A former Metropolitan Transportation Authority procurement official currently under indictment for receiving kickbacks was hired by New Jersey Transit to assist with capital projects but wasn’t told that he faced criminal charges.
James Berlangero worked for New Jersey Transit for two months as a contractor before officials learned among the criminal charges filed against him and terminated him.
Manhattan District Attorney Cyrus R. Vance charged Berlangero in 2020 with accepting more than $70,000 in kickbacks from a company handling a $10 million waste and asbestos removal contract.
“According to our records, a background check was conducted by AeroTek and did not advise us of anything related to any indictment,” said Nancy Snyder, a spokesperson for NJ Transit. “We’re holding them accountable to conduct a more comprehensive background check consistent with the level of review we apply to our own employee candidates, including those currently under contract.”
New Jersey Transit said that Berlangero was a consultant for AeroTek, a staffing and recruiting firm they use to fill some positions on a contract basis.
“He was assigned as a senior contract analyst,” Snyder said He was providing administrative support to procurement tasks associated with customer facing facility state of good repair projects.
Berlangero began working at NJ Transit on April 5, 2021 — sixteen months after his indictment — and was fired on May 26, immediately after transit officials learned of the criminal allegations against him.
According to Snyder, NJ Transit was paying over $4,000-per-week for Berlangero’s services – that works out to a cost of $211,744 annually for a middle management procurement worker — and spent $30,540 for the 7 ½ weeks that the 63-year-old Glen Cove, N.Y. resident working at the agency.
“We pay AeroTek for consulting services, who would then pay their employee,” Snyder explained. “The direct salary is between Aerotek and their employee.”
Snyder said he was hired to “provide temporary staff support for capital programs.” NJ Transit currently has nine AeroTek contract employees working in capital programs and two more in rail operations.
While Berlangero was an AeroTek employee, he was interviewed for the position by NJ Transit Capital Programs & Procurement officials.
Citing confidentiality, Snyder declined to comment on any internal audits to determine if other contractors placed by AeroTek have insufficient background checks.
She said NJ Transit is considering a request for AeroTek to refund fees paid for Berlangero.
“At this time, the invoices for his services are currently pending and undergoing further review,” Snyder said.
Senate Majority Leader Loretta Weinberg, who has been a strong critic of NJ Transit in the past, said that circumstances of Berlangero’s hiring need to be transparent.
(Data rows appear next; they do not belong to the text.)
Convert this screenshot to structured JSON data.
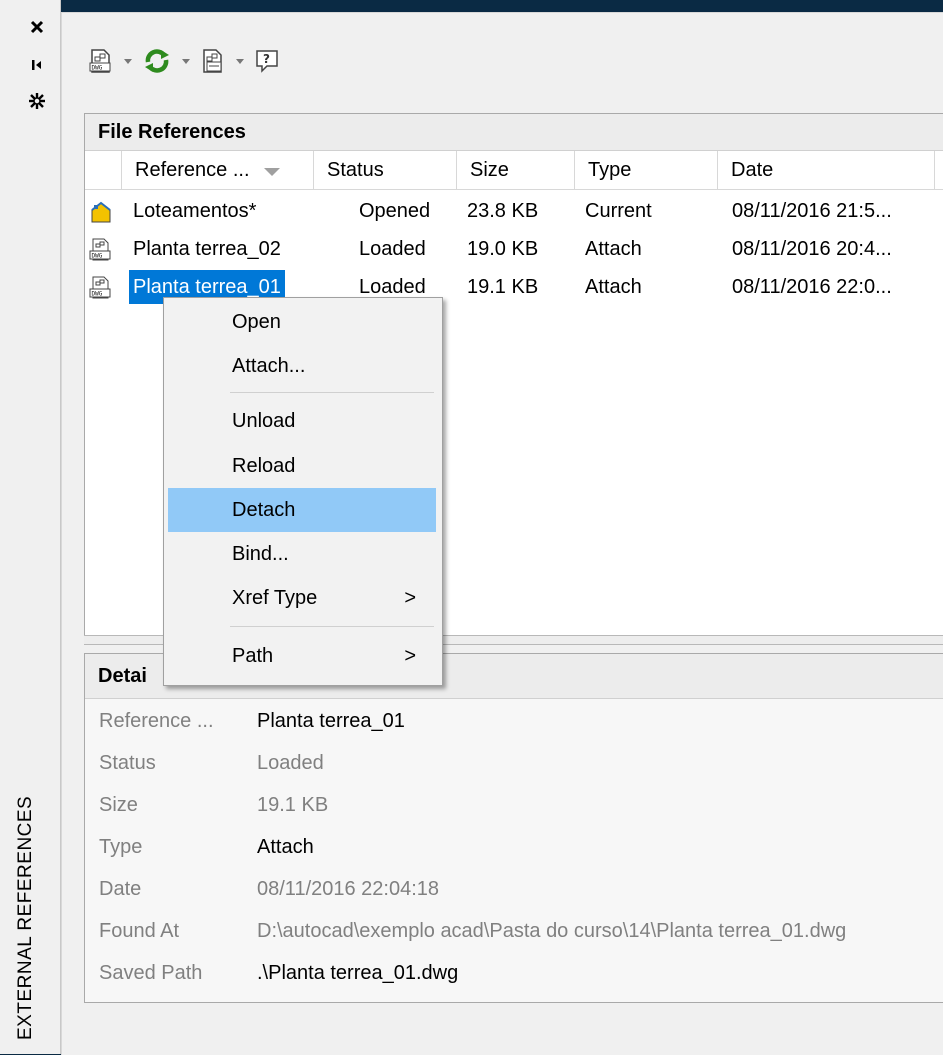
{
  "sidebar": {
    "title": "EXTERNAL REFERENCES",
    "buttons": [
      "close-icon",
      "auto-hide-icon",
      "properties-icon"
    ]
  },
  "toolbar": {
    "buttons": [
      "attach-dwg-icon",
      "refresh-icon",
      "change-path-icon",
      "help-icon"
    ]
  },
  "file_references": {
    "title": "File References",
    "columns": [
      "Reference ...",
      "Status",
      "Size",
      "Type",
      "Date"
    ],
    "rows": [
      {
        "name": "Loteamentos*",
        "status": "Opened",
        "size": "23.8 KB",
        "type": "Current",
        "date": "08/11/2016 21:5..."
      },
      {
        "name": "Planta terrea_02",
        "status": "Loaded",
        "size": "19.0 KB",
        "type": "Attach",
        "date": "08/11/2016 20:4..."
      },
      {
        "name": "Planta terrea_01",
        "status": "Loaded",
        "size": "19.1 KB",
        "type": "Attach",
        "date": "08/11/2016 22:0..."
      }
    ]
  },
  "details": {
    "title": "Detai",
    "rows": [
      {
        "label": "Reference ...",
        "value": "Planta terrea_01"
      },
      {
        "label": "Status",
        "value": "Loaded"
      },
      {
        "label": "Size",
        "value": "19.1 KB"
      },
      {
        "label": "Type",
        "value": "Attach"
      },
      {
        "label": "Date",
        "value": "08/11/2016 22:04:18"
      },
      {
        "label": "Found At",
        "value": "D:\\autocad\\exemplo acad\\Pasta do curso\\14\\Planta terrea_01.dwg"
      },
      {
        "label": "Saved Path",
        "value": ".\\Planta terrea_01.dwg"
      }
    ]
  },
  "context_menu": {
    "items": [
      "Open",
      "Attach...",
      "Unload",
      "Reload",
      "Detach",
      "Bind...",
      "Xref Type",
      "Path"
    ],
    "highlighted": "Detach",
    "submenu_arrow": ">"
  },
  "colors": {
    "selection": "#0078d7",
    "menu_highlight": "#91c9f7",
    "refresh_green": "#2e8b1e",
    "background": "#0a2a44"
  }
}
“Hopefully the New Jersey Transit board will ask for a full public disclosure about what mistakes went on here and why this was a contract job,” Weinberg said.
This was Berlangero’s second government job after he resigned from the MTA. His LinkedIn profile shows that he briefly worked as a contract administrator for the New York State Division of Homes and Community Renewal.
Madeline Mahon, a spokesperson for AeroTek, did not respond to a 2:09 PM email seeking comment, except to inquire what the topic was.
Vance alleges that Berlangero intervened to award contracts he was managing to WRS Environmental Services in exchange for cash, checks, a $10,000 auto racing sponsorship for his brother-in-law, cleaning services for his home, and a job at the firm for his daughter. He allegedly disclosed confidential information about the bid to two WRS executives were also charged.